Cosa ha reso possibile tutto questo? Possiamo negare di vivere in un contesto in cui episodi di intolleranza razziale vengono troppo spesso banalizzati? Un contesto di “legittimazione strisciante” e “dileggio di chi predica e pratica la tolleranza e la convivenza”? Possiamo dire di non essere tornati a sentire parlare di “spazi, chiusure, zone, permessi, ponti levatoi”? Possiamo dire che il mondo interconnesso e aperto in cui pensavamo di abitare sta rischiando di sgretolarsi sotto i nostri occhi? Sì, possiamo. Anzi, dobbiamo.
Ma cosa ci ha convinto a inneggiare alla costruzione di muri e ad anelare alle barriere? La paura. La paura che si dilata, inducendo comportamenti inattesi. La paura che ci cambia, rendendoci schivi e sospettosi. La paura che deve essere scaricata su un capro espiatorio, qualunque esso sia. Perché quando ci sentiamo fragili, quando quelle che consideravamo certezze iniziano a vacillare, abbiamo bisogno di trovare nuovi appigli. Abbiamo bisogno di sicurezza. E per crearla ci rinchiudiamo in un “noi” che inevitabilmente si contrappone ad un “loro”. E “loro”, di qualsiasi cosa si tratti, sono i cattivi. Da scacciare, punire e allontanare. Con qualsiasi mezzo. Anche sparando alla cieca per le vie di una città. Ma siamo sicuri sia questa la strada da percorrere per costruire il futuro in cui vorremmo vivere?
Approfondimento
Stiamo vivendo qualcosa cui la storia ha già assistito? Potremmo voltarci indietro e rivedere i nostri gesti in chi ci ha preceduto? Forse sì. Il Novecento è lì a ricordarci come sia stata una strada lastricata di cliché colpevolizzanti, preconcetti e discriminazioni a guidare l’Umanità verso l’orrore della Shoah.
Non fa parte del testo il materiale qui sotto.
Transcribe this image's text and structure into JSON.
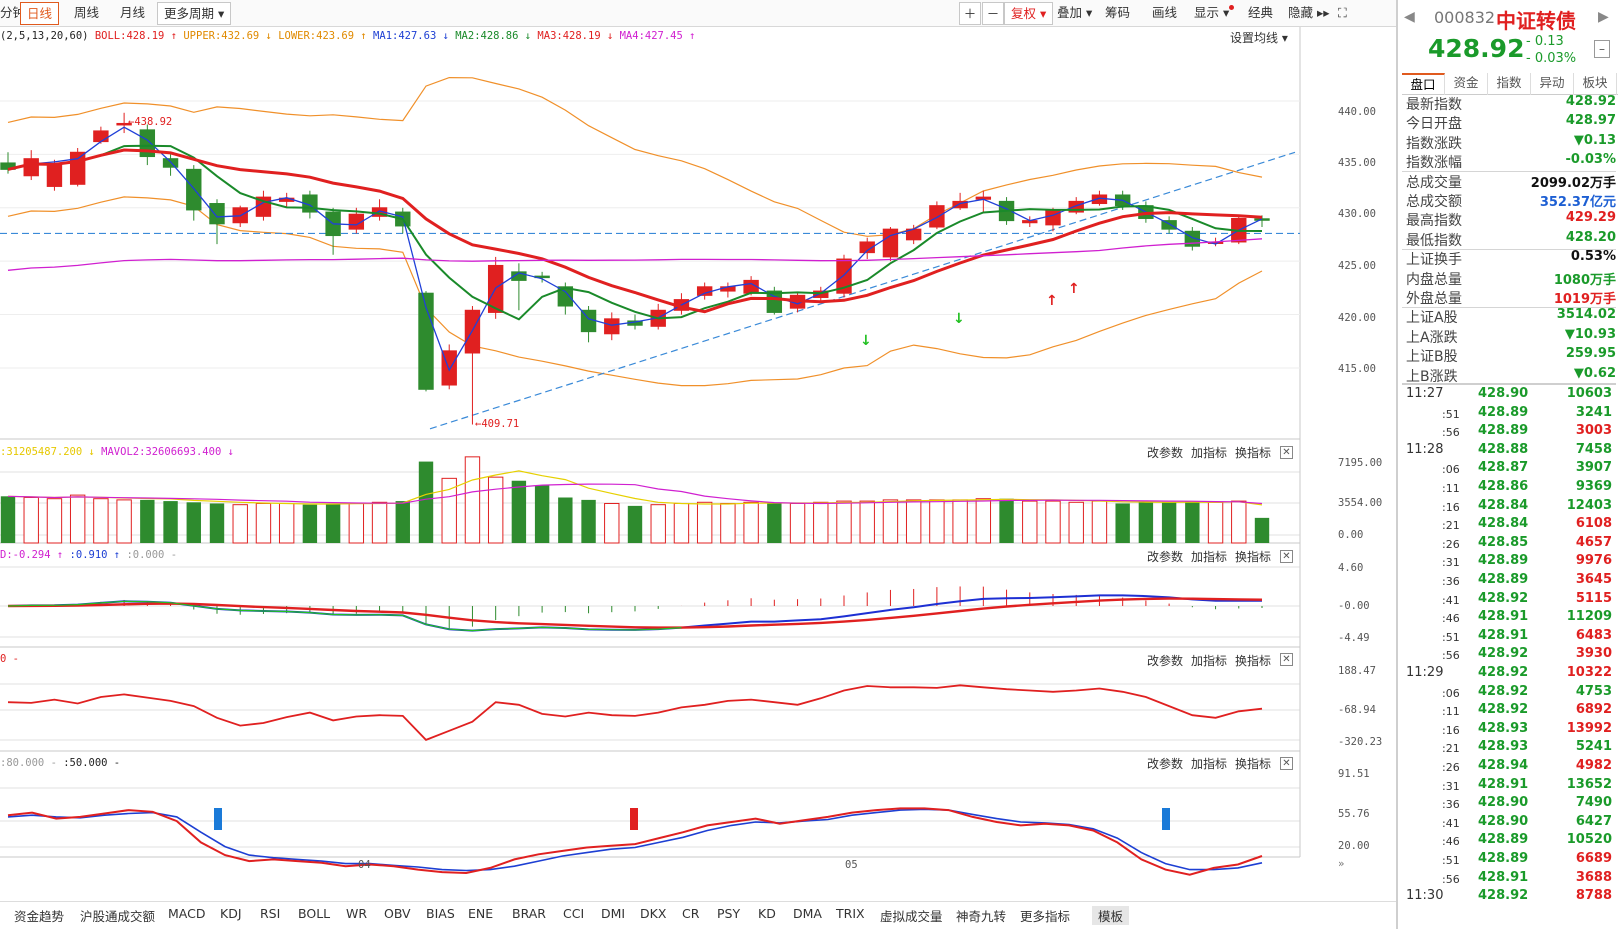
{
  "toolbar": {
    "min_tab": "分钟",
    "day_tab": "日线",
    "week_tab": "周线",
    "month_tab": "月线",
    "more_period": "更多周期 ▾",
    "zoom_in": "＋",
    "zoom_out": "－",
    "fq": "复权 ▾",
    "overlay": "叠加 ▾",
    "chips": "筹码",
    "draw": "画线",
    "display": "显示 ▾",
    "classic": "经典",
    "hide": "隐藏 ▸▸",
    "fullscreen": "⛶"
  },
  "main_legend": {
    "params": "(2,5,13,20,60)",
    "boll": "BOLL:428.19 ↑",
    "upper": "UPPER:432.69 ↓",
    "lower": "LOWER:423.69 ↑",
    "ma1": "MA1:427.63 ↓",
    "ma2": "MA2:428.86 ↓",
    "ma3": "MA3:428.19 ↓",
    "ma4": "MA4:427.45 ↑",
    "set_ma": "设置均线 ▾"
  },
  "main_axis": [
    "440.00",
    "435.00",
    "430.00",
    "425.00",
    "420.00",
    "415.00"
  ],
  "annotations": {
    "high": "438.92",
    "low": "409.71"
  },
  "vol_legend": {
    "v1": ":31205487.200 ↓",
    "v2": "MAVOL2:32606693.400 ↓"
  },
  "vol_axis": [
    "7195.00",
    "3554.00",
    "0.00"
  ],
  "macd_legend": {
    "d": "D:-0.294 ↑",
    "b": ":0.910 ↑",
    "c": ":0.000 -"
  },
  "macd_axis": [
    "4.60",
    "-0.00",
    "-4.49"
  ],
  "cci_legend": {
    "a": "0 -"
  },
  "cci_axis": [
    "188.47",
    "-68.94",
    "-320.23"
  ],
  "kdj_legend": {
    "a": ":80.000 -",
    "b": ":50.000 -"
  },
  "kdj_axis": [
    "91.51",
    "55.76",
    "20.00"
  ],
  "ops": {
    "change": "改参数",
    "add": "加指标",
    "swap": "换指标",
    "close": "✕"
  },
  "dates": [
    "04",
    "05"
  ],
  "bottom_tabs": [
    "资金趋势",
    "沪股通成交额",
    "MACD",
    "KDJ",
    "RSI",
    "BOLL",
    "WR",
    "OBV",
    "BIAS",
    "ENE",
    "BRAR",
    "CCI",
    "DMI",
    "DKX",
    "CR",
    "PSY",
    "KD",
    "DMA",
    "TRIX",
    "虚拟成交量",
    "神奇九转",
    "更多指标",
    "模板"
  ],
  "quote": {
    "code": "000832",
    "name": "中证转债",
    "price": "428.92",
    "change": "- 0.13",
    "change_pct": "- 0.03%",
    "tabs": [
      "盘口",
      "资金",
      "指数",
      "异动",
      "板块"
    ],
    "rows": [
      {
        "k": "最新指数",
        "v": "428.92",
        "c": "green"
      },
      {
        "k": "今日开盘",
        "v": "428.97",
        "c": "green"
      },
      {
        "k": "指数涨跌",
        "v": "▼0.13",
        "c": "green"
      },
      {
        "k": "指数涨幅",
        "v": "-0.03%",
        "c": "green"
      },
      {
        "k": "总成交量",
        "v": "2099.02万手",
        "c": "black"
      },
      {
        "k": "总成交额",
        "v": "352.37亿元",
        "c": "blue"
      },
      {
        "k": "最高指数",
        "v": "429.29",
        "c": "red"
      },
      {
        "k": "最低指数",
        "v": "428.20",
        "c": "green"
      },
      {
        "k": "上证换手",
        "v": "0.53%",
        "c": "black"
      },
      {
        "k": "内盘总量",
        "v": "1080万手",
        "c": "green"
      },
      {
        "k": "外盘总量",
        "v": "1019万手",
        "c": "red"
      },
      {
        "k": "上证A股",
        "v": "3514.02",
        "c": "green"
      },
      {
        "k": "上A涨跌",
        "v": "▼10.93",
        "c": "green"
      },
      {
        "k": "上证B股",
        "v": "259.95",
        "c": "green"
      },
      {
        "k": "上B涨跌",
        "v": "▼0.62",
        "c": "green"
      }
    ],
    "ticks": [
      {
        "t": "11:27",
        "p": "428.90",
        "v": "10603",
        "c": "green"
      },
      {
        "t": ":51",
        "p": "428.89",
        "v": "3241",
        "c": "green"
      },
      {
        "t": ":56",
        "p": "428.89",
        "v": "3003",
        "c": "red"
      },
      {
        "t": "11:28",
        "p": "428.88",
        "v": "7458",
        "c": "green"
      },
      {
        "t": ":06",
        "p": "428.87",
        "v": "3907",
        "c": "green"
      },
      {
        "t": ":11",
        "p": "428.86",
        "v": "9369",
        "c": "green"
      },
      {
        "t": ":16",
        "p": "428.84",
        "v": "12403",
        "c": "green"
      },
      {
        "t": ":21",
        "p": "428.84",
        "v": "6108",
        "c": "red"
      },
      {
        "t": ":26",
        "p": "428.85",
        "v": "4657",
        "c": "red"
      },
      {
        "t": ":31",
        "p": "428.89",
        "v": "9976",
        "c": "red"
      },
      {
        "t": ":36",
        "p": "428.89",
        "v": "3645",
        "c": "red"
      },
      {
        "t": ":41",
        "p": "428.92",
        "v": "5115",
        "c": "red"
      },
      {
        "t": ":46",
        "p": "428.91",
        "v": "11209",
        "c": "green"
      },
      {
        "t": ":51",
        "p": "428.91",
        "v": "6483",
        "c": "red"
      },
      {
        "t": ":56",
        "p": "428.92",
        "v": "3930",
        "c": "red"
      },
      {
        "t": "11:29",
        "p": "428.92",
        "v": "10322",
        "c": "red"
      },
      {
        "t": ":06",
        "p": "428.92",
        "v": "4753",
        "c": "green"
      },
      {
        "t": ":11",
        "p": "428.92",
        "v": "6892",
        "c": "red"
      },
      {
        "t": ":16",
        "p": "428.93",
        "v": "13992",
        "c": "red"
      },
      {
        "t": ":21",
        "p": "428.93",
        "v": "5241",
        "c": "green"
      },
      {
        "t": ":26",
        "p": "428.94",
        "v": "4982",
        "c": "red"
      },
      {
        "t": ":31",
        "p": "428.91",
        "v": "13652",
        "c": "green"
      },
      {
        "t": ":36",
        "p": "428.90",
        "v": "7490",
        "c": "green"
      },
      {
        "t": ":41",
        "p": "428.90",
        "v": "6427",
        "c": "green"
      },
      {
        "t": ":46",
        "p": "428.89",
        "v": "10520",
        "c": "green"
      },
      {
        "t": ":51",
        "p": "428.89",
        "v": "6689",
        "c": "red"
      },
      {
        "t": ":56",
        "p": "428.91",
        "v": "3688",
        "c": "red"
      },
      {
        "t": "11:30",
        "p": "428.92",
        "v": "8788",
        "c": "red"
      }
    ]
  },
  "chart_data": {
    "type": "candlestick",
    "ylim": [
      409,
      443
    ],
    "candles": [
      {
        "o": 434.2,
        "c": 433.6,
        "h": 435.2,
        "l": 433.2,
        "vol": 3900
      },
      {
        "o": 433.0,
        "c": 434.6,
        "h": 435.4,
        "l": 432.6,
        "vol": 3800
      },
      {
        "o": 432.0,
        "c": 434.0,
        "h": 434.5,
        "l": 431.6,
        "vol": 3700
      },
      {
        "o": 432.2,
        "c": 435.2,
        "h": 435.6,
        "l": 432.0,
        "vol": 4000
      },
      {
        "o": 436.2,
        "c": 437.2,
        "h": 437.6,
        "l": 436.0,
        "vol": 3700
      },
      {
        "o": 437.8,
        "c": 437.9,
        "h": 438.9,
        "l": 437.0,
        "vol": 3600
      },
      {
        "o": 437.3,
        "c": 434.8,
        "h": 437.8,
        "l": 434.0,
        "vol": 3600
      },
      {
        "o": 434.6,
        "c": 433.8,
        "h": 435.0,
        "l": 433.0,
        "vol": 3500
      },
      {
        "o": 433.6,
        "c": 429.8,
        "h": 434.0,
        "l": 428.8,
        "vol": 3400
      },
      {
        "o": 430.4,
        "c": 428.5,
        "h": 430.8,
        "l": 426.6,
        "vol": 3300
      },
      {
        "o": 428.6,
        "c": 430.0,
        "h": 430.2,
        "l": 428.2,
        "vol": 3200
      },
      {
        "o": 429.2,
        "c": 431.0,
        "h": 431.6,
        "l": 428.8,
        "vol": 3300
      },
      {
        "o": 430.6,
        "c": 430.9,
        "h": 431.4,
        "l": 430.0,
        "vol": 3300
      },
      {
        "o": 431.2,
        "c": 429.6,
        "h": 431.6,
        "l": 429.0,
        "vol": 3200
      },
      {
        "o": 429.6,
        "c": 427.4,
        "h": 430.0,
        "l": 425.6,
        "vol": 3300
      },
      {
        "o": 428.0,
        "c": 429.4,
        "h": 430.0,
        "l": 427.6,
        "vol": 3300
      },
      {
        "o": 429.2,
        "c": 430.0,
        "h": 430.8,
        "l": 428.8,
        "vol": 3400
      },
      {
        "o": 429.6,
        "c": 428.3,
        "h": 430.0,
        "l": 427.6,
        "vol": 3500
      },
      {
        "o": 422.0,
        "c": 413.0,
        "h": 422.2,
        "l": 412.8,
        "vol": 6800
      },
      {
        "o": 413.4,
        "c": 416.6,
        "h": 417.2,
        "l": 413.0,
        "vol": 5400
      },
      {
        "o": 416.4,
        "c": 420.4,
        "h": 420.8,
        "l": 409.7,
        "vol": 7195
      },
      {
        "o": 420.2,
        "c": 424.6,
        "h": 425.4,
        "l": 419.6,
        "vol": 5500
      },
      {
        "o": 424.0,
        "c": 423.2,
        "h": 424.8,
        "l": 420.4,
        "vol": 5200
      },
      {
        "o": 423.6,
        "c": 423.5,
        "h": 424.0,
        "l": 423.0,
        "vol": 4800
      },
      {
        "o": 422.6,
        "c": 420.8,
        "h": 423.0,
        "l": 420.0,
        "vol": 3800
      },
      {
        "o": 420.4,
        "c": 418.4,
        "h": 420.8,
        "l": 417.4,
        "vol": 3600
      },
      {
        "o": 418.2,
        "c": 419.6,
        "h": 420.2,
        "l": 417.6,
        "vol": 3300
      },
      {
        "o": 419.4,
        "c": 419.0,
        "h": 420.0,
        "l": 418.6,
        "vol": 3100
      },
      {
        "o": 418.9,
        "c": 420.4,
        "h": 421.0,
        "l": 418.6,
        "vol": 3200
      },
      {
        "o": 420.4,
        "c": 421.4,
        "h": 422.0,
        "l": 420.0,
        "vol": 3300
      },
      {
        "o": 421.8,
        "c": 422.6,
        "h": 423.0,
        "l": 421.4,
        "vol": 3400
      },
      {
        "o": 422.2,
        "c": 422.6,
        "h": 423.0,
        "l": 421.6,
        "vol": 3300
      },
      {
        "o": 422.0,
        "c": 423.2,
        "h": 423.6,
        "l": 421.8,
        "vol": 3400
      },
      {
        "o": 422.2,
        "c": 420.2,
        "h": 422.6,
        "l": 420.0,
        "vol": 3300
      },
      {
        "o": 420.6,
        "c": 421.8,
        "h": 422.0,
        "l": 420.2,
        "vol": 3300
      },
      {
        "o": 421.6,
        "c": 422.2,
        "h": 422.6,
        "l": 421.2,
        "vol": 3400
      },
      {
        "o": 422.0,
        "c": 425.2,
        "h": 425.6,
        "l": 421.6,
        "vol": 3500
      },
      {
        "o": 425.8,
        "c": 426.8,
        "h": 427.2,
        "l": 425.2,
        "vol": 3500
      },
      {
        "o": 425.4,
        "c": 428.0,
        "h": 428.2,
        "l": 425.0,
        "vol": 3600
      },
      {
        "o": 427.0,
        "c": 428.0,
        "h": 428.4,
        "l": 426.6,
        "vol": 3600
      },
      {
        "o": 428.2,
        "c": 430.2,
        "h": 430.6,
        "l": 428.0,
        "vol": 3600
      },
      {
        "o": 430.0,
        "c": 430.6,
        "h": 431.4,
        "l": 429.8,
        "vol": 3600
      },
      {
        "o": 430.8,
        "c": 431.0,
        "h": 431.6,
        "l": 429.6,
        "vol": 3700
      },
      {
        "o": 430.6,
        "c": 428.8,
        "h": 431.0,
        "l": 428.4,
        "vol": 3700
      },
      {
        "o": 428.6,
        "c": 428.8,
        "h": 429.2,
        "l": 428.2,
        "vol": 3500
      },
      {
        "o": 428.4,
        "c": 429.8,
        "h": 430.0,
        "l": 427.8,
        "vol": 3500
      },
      {
        "o": 429.6,
        "c": 430.6,
        "h": 431.0,
        "l": 429.4,
        "vol": 3400
      },
      {
        "o": 430.4,
        "c": 431.2,
        "h": 431.6,
        "l": 430.2,
        "vol": 3500
      },
      {
        "o": 431.2,
        "c": 430.2,
        "h": 431.6,
        "l": 429.8,
        "vol": 3300
      },
      {
        "o": 430.2,
        "c": 429.0,
        "h": 430.6,
        "l": 428.6,
        "vol": 3400
      },
      {
        "o": 428.8,
        "c": 428.0,
        "h": 429.2,
        "l": 427.6,
        "vol": 3400
      },
      {
        "o": 427.8,
        "c": 426.4,
        "h": 428.2,
        "l": 426.0,
        "vol": 3500
      },
      {
        "o": 426.8,
        "c": 426.8,
        "h": 427.2,
        "l": 426.4,
        "vol": 3400
      },
      {
        "o": 426.8,
        "c": 429.0,
        "h": 429.2,
        "l": 426.6,
        "vol": 3500
      },
      {
        "o": 428.97,
        "c": 428.92,
        "h": 429.29,
        "l": 428.2,
        "vol": 2099
      }
    ]
  }
}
Anche Luca Traini era un escluso. Uno che la società aveva sempre rinnegato, schifandolo. Uno che si era sempre sentito sbagliato, fuori posto, quasi abusivo. Uno che ha iniziato a vivere quella mattina di febbraio, quando ha cominciato a sparare. Cosa ha prodotto un cortocircuito simile? Lo ha generato un mondo che continua a edificare muri per emarginare ogni genere di diversità. Perché Traini è anche questo: un escluso che tenta di escludere a sua volta. Un escluso che si attacca al colore della pelle per trovare nuovi nemici, rivendicando il suo essere un “uomo bianco” per potersi scagliare contro chi bianco non è.
La nostra è una società che genera individualità impazzite e spaventate, frammentando e sminuzzando il senso del “noi”. Una società che, da prima, ha rinunciato alla sua vocazione universale e che ormai non crede più alla sua identificazione con un Occidente, un’Europa, un’Italia . Siamo sempre più soli, prigionieri di quei muri che noi stessi abbiamo invocato. Stiamo permettendo alla paura di vincere, distruggendo ciò che abbiamo costruito. Ma siamo davvero disposti a perdere tutto?